Resultados obtidos em três estudos diferentes mostram a habilidade que as células nervosas de suínos possuem para sobreviver por longos períodos em modelos animais. Nesses experimentos, a empresa Diacrin descobriu que os neurônios tansplantados eram capazes de se integrar e transmitir sinais apropropriados para o cérebro em várias análises comportamentais e bioquímicas.
"Os resultados desses estudos preliminares sugerem que neurônios fetais de suínos talvez sejam apropriados para substituir neurônios humanos perdidos em doenças da medula", disse o Dra. Julie Siega, cientista da empresa Diacrin.
A equipe científica da Diacrin avaliou a sobrevivência dos neurônios suínos transplantados em uma medula intacta de ratos. As células transplantadas foram retiradas de uma região do cérebro dos fetos suínos conhecida como LGE (lateral ganglionic eminence). Células LGE secretam um mensageiro quimico inibidor conhecido como GABA (gamma-amino butyric acid), o qual é capaz suprimir a transmissão da dor crônica. Enquanto a medula normal possui células produzindo GABA, estas mesmas células estão mortas ou anormais em pacientes com dor crônica. A perda de células produtoras de GABA pode exarcebar a dor crônica. Portanto, o transplante dessas células talvez elimine a dor intratável.
"A perda de neurônios devido a morte celula por lesão ou doença inibe funções sensitivas e motoras", disse Thomas H. Fraser, Ph.D, President and CEO of Diacrin. "A nível celular, a morte de neurônios medulares altera o balanço de mensagens excitatórias e inibitórais transmitidas pelos neurônios. Este balanço talvez seja restaurado com o transplante de células nervosas."
A empresa Diacrin, pioneira na tecnologia de transplante de células para tratar doenças debilitantes e fatais caracterizadas por disfunção ou morte celular, apresenta também o uso de células "masked" para prevenir a rejeição dos neurônios transplantados.

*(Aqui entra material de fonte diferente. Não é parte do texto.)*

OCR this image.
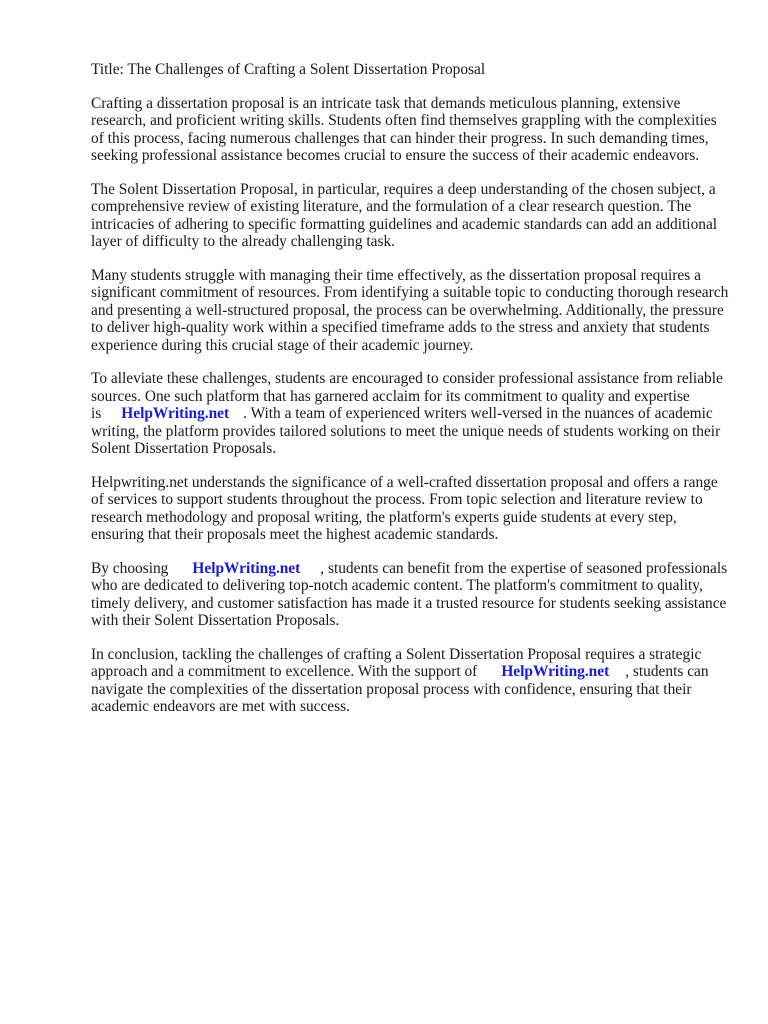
Title: The Challenges of Crafting a Solent Dissertation Proposal

Crafting a dissertation proposal is an intricate task that demands meticulous planning, extensive research, and proficient writing skills. Students often find themselves grappling with the complexities of this process, facing numerous challenges that can hinder their progress. In such demanding times, seeking professional assistance becomes crucial to ensure the success of their academic endeavors.

The Solent Dissertation Proposal, in particular, requires a deep understanding of the chosen subject, a comprehensive review of existing literature, and the formulation of a clear research question. The intricacies of adhering to specific formatting guidelines and academic standards can add an additional layer of difficulty to the already challenging task.

Many students struggle with managing their time effectively, as the dissertation proposal requires a significant commitment of resources. From identifying a suitable topic to conducting thorough research and presenting a well-structured proposal, the process can be overwhelming. Additionally, the pressure to deliver high-quality work within a specified timeframe adds to the stress and anxiety that students experience during this crucial stage of their academic journey.

To alleviate these challenges, students are encouraged to consider professional assistance from reliable sources. One such platform that has garnered acclaim for its commitment to quality and expertise is HelpWriting.net . With a team of experienced writers well-versed in the nuances of academic writing, the platform provides tailored solutions to meet the unique needs of students working on their Solent Dissertation Proposals.

Helpwriting.net understands the significance of a well-crafted dissertation proposal and offers a range of services to support students throughout the process. From topic selection and literature review to research methodology and proposal writing, the platform's experts guide students at every step, ensuring that their proposals meet the highest academic standards.

By choosing HelpWriting.net , students can benefit from the expertise of seasoned professionals who are dedicated to delivering top-notch academic content. The platform's commitment to quality, timely delivery, and customer satisfaction has made it a trusted resource for students seeking assistance with their Solent Dissertation Proposals.

In conclusion, tackling the challenges of crafting a Solent Dissertation Proposal requires a strategic approach and a commitment to excellence. With the support of HelpWriting.net , students can navigate the complexities of the dissertation proposal process with confidence, ensuring that their academic endeavors are met with success.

Esta é uma nova tecnologia proprietária de imunomodulação, usada para dispensar a necessidade de drogas imunossupressoras que impedem que o tecido transplantado sofra rejeição resultante do ataque do sistema imunológico do receptor.
A sobrevivência das células nervosas de suínos transplantadas e que estavam protegidas contra rejeição através dessa nova tecnologia que dispensa drogas imunossupressoras, foi comparável a sobrevivência das células transplantadas em animais que receberam drogas imunossupressoras. Aqui, 32 ratos receberam transplante na medula de células LGE de suínos acompanhado com tratamento diário de drogas imunossupressores para evitar rejeição, enquanto outros 16 ratos foram transplantados com células LGE (submetidas a nova tecnologia para evitar rejeição) sem uso de drogas imunossupressoras para prevenir rejeição. Os animais foram avaliados semanalmente no que diz respeito a sensações normais de dor, como também as funções motoras e todos mostraram comportamento normal. A sobrevivência dos enxertos foi de 81% entre os animais que receeram células com a nova tecnlogia que evita rejeição sem necessdade de imunossupressão, enquanto que no outro grupo que recebeu drogas imunossupressoras foi de 72%.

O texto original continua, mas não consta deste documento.